The difference in error between similar climates can also relate to physical and synoptic reasons. For example, both Anzali and Babolsar stations are located in humid climatic class, but have different prediction results (referring to Fig. 6 and NRMSE criterion). The impact of Siberian high pressure on the eastern part of the Caspian Sea’s southern coasts (Babolsar) is more atmospheric stability in the region, while the western coasts of the Caspian Sea (Anzali) are relatively more affected by western systems, such as the Black Sea and the Mediterranean Sea than eastern coasts. Atmospheric instability can cause irregularities in time series, reducing autocorrelation of the series and consequently reducing prediction accuracy in an area such as Anzali compared to Babolsar which despite having a similar climate differs in the prediction accuracy. For semi-arid climatic stations (Kermanshah and Shiraz), differences in prediction accuracy are also observed. Effective systems in the Kermanshah region include low-pressure of Saudi Arabia, low-pressure of Sudan, and Mediterranean fronts that have severe impacts on the atmospheric instability and consequently precipitation of Kermanshah, while southwestern Iran (Shiraz station) can be only affected by weaker-just the two low-pressures of Saudi Arabia and Sudan.
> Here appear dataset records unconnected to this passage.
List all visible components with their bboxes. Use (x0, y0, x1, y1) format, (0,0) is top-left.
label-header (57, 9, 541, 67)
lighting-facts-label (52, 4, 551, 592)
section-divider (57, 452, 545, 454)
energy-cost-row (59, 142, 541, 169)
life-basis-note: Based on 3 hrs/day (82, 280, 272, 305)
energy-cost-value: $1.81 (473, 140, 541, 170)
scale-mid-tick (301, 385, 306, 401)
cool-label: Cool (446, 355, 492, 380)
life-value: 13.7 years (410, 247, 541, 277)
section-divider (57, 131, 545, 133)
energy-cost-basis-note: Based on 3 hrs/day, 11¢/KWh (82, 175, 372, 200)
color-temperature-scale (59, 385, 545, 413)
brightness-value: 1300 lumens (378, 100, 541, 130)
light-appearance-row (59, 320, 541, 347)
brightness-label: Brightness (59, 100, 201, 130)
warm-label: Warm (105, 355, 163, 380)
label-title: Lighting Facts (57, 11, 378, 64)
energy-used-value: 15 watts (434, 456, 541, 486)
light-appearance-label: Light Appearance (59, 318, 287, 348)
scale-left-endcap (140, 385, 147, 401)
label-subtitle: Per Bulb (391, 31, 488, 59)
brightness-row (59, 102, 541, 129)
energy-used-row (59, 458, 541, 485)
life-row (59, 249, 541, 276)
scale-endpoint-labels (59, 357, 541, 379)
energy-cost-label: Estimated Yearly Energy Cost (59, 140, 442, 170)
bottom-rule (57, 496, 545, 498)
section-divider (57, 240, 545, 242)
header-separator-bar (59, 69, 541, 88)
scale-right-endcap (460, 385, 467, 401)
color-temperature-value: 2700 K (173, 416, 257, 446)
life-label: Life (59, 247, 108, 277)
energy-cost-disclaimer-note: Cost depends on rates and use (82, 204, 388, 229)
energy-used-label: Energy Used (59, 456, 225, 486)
In addition, Shiraz’s adaptation to the subtropical high-pressure belt may also be another reason for greater atmospheric stability in this area (29.53° latitude) than in Kermanshah (at 34.35° latitude). This is also true for the difference in prediction accuracy between the two arid climate stations of Bushehr (latitude 29°) and Shahroud (latitude 36.42°), which have provided more accurate predictions in the Bushehr region (Fig. 6 and NRMSE criterion). The difference between the two stations in the extra-arid climate is much smaller than in the other regions. Trade winds and monsoon systems sometimes affect the Sistan and Baluchestan area (Zahedan station) and cause atmospheric instability in the area, which may be a reason for the poorer prediction accuracy of Zahedan compared to Isfahan.

Conclusion

It was found that the SARIMA linear model better predicted seasonal precipitation in Iranian climates than did ML models. The linear relation of seasonal precipitation’s time lags was stronger than nonlinear relations in such areas. So, SARIMA is recommended for Iran. Among MLs, ANFIS was the best model (especially with the FCM clustering method), which has the least parameter for optimization, while MLP has more parameters for its network’s makeup. All of the models predict well in wet and normal years than in drought years. According to the NRMSE value which is in the range of 0.1 to 0.2, SARIMA’s performance was not excellent, but it was in good and medium classes, so it has potential for prediction of seasonal precipitation in other areas. Among the regions studied, the per-humid and humid climate regions, such as for Anzali and Babolsar, can have more accurate predictions than the arid and extra-arid climate regions, like for Bushehr, Shahroud, Isfahan, and Zahedan. The significant result is that the evaluation criterion “RMSE” is a good criterion to compare some models for one station, but it cannot be a good criterion for different climate regions. Because RMSE does not consider the variation range of data and in different climates, the variation range of data (especially precipitation data) is highly changeable; it is better to use RMSE’s normalized form as “NRMSE.” It is suggested to use climatic indexes as predictor inputs for the ML models, and optimize the MLs for precipitation prediction in Iran using complex optimization algorithms to check their efficiency.